Avenge but one of my two eyes (Pour un seul de mes deux yeux) de Avi Mograbi
(2005)
Nouvelle étape dans ma découverte du cinéma d'Avi Mograbi, et je tombe sur ce qui est sans aucun doute son meilleur film à ce jour.
Pour un seul de mes deux yeux, c'est à la fois un film qui épouse parfaitement les thématiques de Mograbi tout en les faisant évoluer, un film qui se pose donc comme un film de la continuité mais c'est aussi une œuvre qui marque une violente rupture avec ses essais précédents, au point que l'on en vient à se demander si le film ne serait pas une étape de la maturité artistique. Ainsi, Pour un seul de mes deux yeux est le premier véritable documentaire pur de Mograbi, ses précédents films étant soit des échecs, des films expérimentaux ou des making-of, et c'est aussi le premier film où il n'a pas besoin d'inclure la fiction pour contrebalancer son sujet, même les séquences téléphoniques, gimmick du cinéma de Mograbi, paraissent bien plus réelles que par le passé. Et grâce à cette réalité omniprésente, l'auteur laisse enfin les images parler d'elles-même, comprenant que les situations et paroles qu'il capte, aidées par le montage, peuvent être le seul dialogue du film. Tournant dans les territoires palestiniens occupés, Mograbi devient alors un point de vue neutre devant des situations souvent explosives, laissant le spectateur penser et juger de lui-même, à l'inverse totale de ce qu'aurait fait un réalisateur comme Michael Moore. Via un montage alterné entre une excursion scolaire dans une ancienne cité hébreux et des confrontations injustes entre israéliens et palestiniens, Mograbi rappelle tout le long de son film le message du mythe biblique de Samson et sa répercussion sur le conflit actuel, les deux peuples cherchant à s'anéantir pour les même raisons : le souvenir d'une gloire passée, la quête d'une identité nationale (et donc géographique) et surtout l'attente du premier pas vers la liberté et le respect entre les individus. En cela,
Pour un seul de mes deux yeux devient rapidement le film le plus puissant de la filmographie d'Avi Mograbi, et l'ultime séquence du métrage va aussi totalement dans ce sens, montrant le cinéaste lui-même exploser de rage devant un groupe de soldats à la bêtise palpable.

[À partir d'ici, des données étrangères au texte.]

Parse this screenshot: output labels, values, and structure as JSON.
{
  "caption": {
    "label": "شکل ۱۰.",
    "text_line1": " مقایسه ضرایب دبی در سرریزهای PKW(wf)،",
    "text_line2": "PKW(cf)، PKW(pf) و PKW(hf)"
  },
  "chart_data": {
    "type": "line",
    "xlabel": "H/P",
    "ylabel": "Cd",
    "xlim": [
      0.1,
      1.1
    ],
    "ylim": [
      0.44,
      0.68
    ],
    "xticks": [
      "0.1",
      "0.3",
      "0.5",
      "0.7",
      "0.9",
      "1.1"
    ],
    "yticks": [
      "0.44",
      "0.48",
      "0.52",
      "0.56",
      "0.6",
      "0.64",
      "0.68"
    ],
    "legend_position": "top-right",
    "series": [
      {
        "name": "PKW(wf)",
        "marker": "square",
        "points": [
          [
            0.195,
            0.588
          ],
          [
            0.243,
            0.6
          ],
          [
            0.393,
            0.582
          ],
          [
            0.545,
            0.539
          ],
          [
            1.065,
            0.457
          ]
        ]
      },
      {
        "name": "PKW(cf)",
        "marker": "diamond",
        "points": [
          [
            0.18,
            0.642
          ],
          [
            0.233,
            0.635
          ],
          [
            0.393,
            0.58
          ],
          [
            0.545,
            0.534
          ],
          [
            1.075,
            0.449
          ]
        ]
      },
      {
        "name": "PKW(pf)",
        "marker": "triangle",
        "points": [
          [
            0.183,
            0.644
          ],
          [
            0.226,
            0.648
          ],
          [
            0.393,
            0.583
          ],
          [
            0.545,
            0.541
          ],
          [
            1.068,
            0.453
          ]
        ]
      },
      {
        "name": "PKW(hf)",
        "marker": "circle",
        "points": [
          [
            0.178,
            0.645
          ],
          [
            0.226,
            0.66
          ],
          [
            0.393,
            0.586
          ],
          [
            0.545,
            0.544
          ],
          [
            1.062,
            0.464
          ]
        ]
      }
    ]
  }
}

L'humain prend alors le pas sur le réalisateur, et si cet acte peut être vu en soi comme une erreur d'objectivité, il peut être facilement interprété comme la remise en question totale du cinéma engagé, ou comment un auteur jusque là passif décide finalement de changer les choses via une prise de risque physique (cela fait d'ailleurs écho à une séquence précédente où Mograbi, entouré de soldats l'empêchant de filmer, devient la victime d'une sorte de viol filmique). En plus d'être l'un des meilleurs documentaires de ces dernières années,
Pour un seul de mes deux yeux s'impose facilement comme l'une des œuvres les plus justes et les plus captivantes du conflit israélo-palestinien. Une œuvre majeure qui risque hélas de rester d'actualité dans les décennies à venir.